Kreuzfahrtschiffe beherbergen so viele Gäste wie Kleinstädte Einwohner haben. Die Kapitäne der Ozeanriesen tragen die Verantwortung an Deck. In der Nähe von Amsterdam proben sie täglich den Ernstfall: an einem Simulator und ganz ohne Risiko.

Klaus C. Koch

Noch 15 Meter" meldet Lorenzo auf der Brücke, als der Ozeanriese der Costa Serena-Klasse in Echtzeit-Simulation rückwärts an den Anleger in Fort Lauderdale einschwenkt. Backbord voraus sind bereits zwei Kolosse vertäut, in Fahrtrichtung tauchen die Tanks einer Ölraffinerie auf. Bei nur noch einem Dutzend Meter Abstand wäre es auch mit nur noch 1,94 Knoten (rund 3,5 km/h), die in diesem Moment als Geschwindigkeit angezeigt werden, schon zu spät, um noch zu verhindern, dass mehrere Zehntausend Tonnen an bewegter Masse das Kai demolieren.

Giambattista, ein Bulle von Mann, dessen Gesicht ein tiefschwarzer Bart unter dem kahlen Schädel rahmt, weist den nervösen Steuermann darauf hin, dass es nicht 15, sondern noch 150 Meter sind. Besser so, denken wir uns, als andersherum. "One-five-zero" meldet Giambattista noch einmal laut und deutlich auf Englisch, damit auch der Lotse im Kontrollraum, der die kritischen Szenen per Rechner einspielt, die Bestätigung über sein Handfunkgerät versteht.

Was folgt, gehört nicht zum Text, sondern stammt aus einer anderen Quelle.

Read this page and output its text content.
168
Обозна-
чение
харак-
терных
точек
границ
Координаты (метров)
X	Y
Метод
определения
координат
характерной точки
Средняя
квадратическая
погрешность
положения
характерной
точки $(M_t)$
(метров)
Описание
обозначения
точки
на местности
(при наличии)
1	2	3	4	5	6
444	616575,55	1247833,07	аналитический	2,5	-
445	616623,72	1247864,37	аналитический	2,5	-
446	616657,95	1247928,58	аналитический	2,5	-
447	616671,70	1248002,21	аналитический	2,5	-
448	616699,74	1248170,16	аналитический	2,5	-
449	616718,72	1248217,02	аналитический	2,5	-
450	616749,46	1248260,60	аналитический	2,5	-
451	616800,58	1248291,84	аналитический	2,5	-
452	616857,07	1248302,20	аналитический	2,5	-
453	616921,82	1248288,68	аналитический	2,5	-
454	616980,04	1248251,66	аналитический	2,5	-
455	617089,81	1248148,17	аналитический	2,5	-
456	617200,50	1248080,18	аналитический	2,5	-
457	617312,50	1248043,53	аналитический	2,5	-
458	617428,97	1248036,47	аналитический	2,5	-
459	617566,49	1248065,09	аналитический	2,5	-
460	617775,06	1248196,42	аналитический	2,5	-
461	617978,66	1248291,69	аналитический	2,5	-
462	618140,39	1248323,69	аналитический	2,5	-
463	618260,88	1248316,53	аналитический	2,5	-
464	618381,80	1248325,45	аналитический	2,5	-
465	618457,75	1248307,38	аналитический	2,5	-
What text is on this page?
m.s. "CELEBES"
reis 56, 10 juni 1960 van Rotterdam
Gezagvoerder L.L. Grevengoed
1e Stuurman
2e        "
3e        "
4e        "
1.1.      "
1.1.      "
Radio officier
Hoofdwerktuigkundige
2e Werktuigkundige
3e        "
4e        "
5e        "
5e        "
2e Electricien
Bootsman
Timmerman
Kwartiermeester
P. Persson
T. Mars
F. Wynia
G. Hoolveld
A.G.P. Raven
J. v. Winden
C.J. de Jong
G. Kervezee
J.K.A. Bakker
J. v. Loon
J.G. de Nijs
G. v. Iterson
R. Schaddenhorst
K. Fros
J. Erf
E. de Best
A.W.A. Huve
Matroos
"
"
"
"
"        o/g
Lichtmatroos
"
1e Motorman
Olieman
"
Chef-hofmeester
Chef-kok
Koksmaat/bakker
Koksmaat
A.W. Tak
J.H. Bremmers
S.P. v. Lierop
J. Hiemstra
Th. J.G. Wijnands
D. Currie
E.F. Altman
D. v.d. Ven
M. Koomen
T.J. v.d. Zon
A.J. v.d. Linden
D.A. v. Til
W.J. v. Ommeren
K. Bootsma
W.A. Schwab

Antennestraat, Audioweg und Spanningsveld heißen die Straßen in dem kleinen niederländischen Hafenstädtchen Almere, die vor den Toren von Amsterdam zu einem eher unauffälligen dunklen Zweckbau führen. Dessen Innenleben ist ungleich komplizierter, als es von außen aussehen mag. Das "Center for Simulator Maritime Training", kurz CSMART genannt, beherbergt gleich mehrere Kommandobrücken, von denen zwei die Steuerzentralen von Ozeanriesen der Carnival Cruise Lines und der Costa Crociere wiedergeben. 16 Meter im Durchmesser und mit bis zu viereinhalb Meter hohen Bildschirmwänden ausgestattet, lernen hier auch angehende Kapitäne der Aida, Cunard und Princess Cruises maßstabsgetreu, wie sich ihre bis zu 300 Meter langen Giganten der Meere im Zweifel verhalten. 22 Instruktoren, Ausbilder und Ingenieure arbeiten hier.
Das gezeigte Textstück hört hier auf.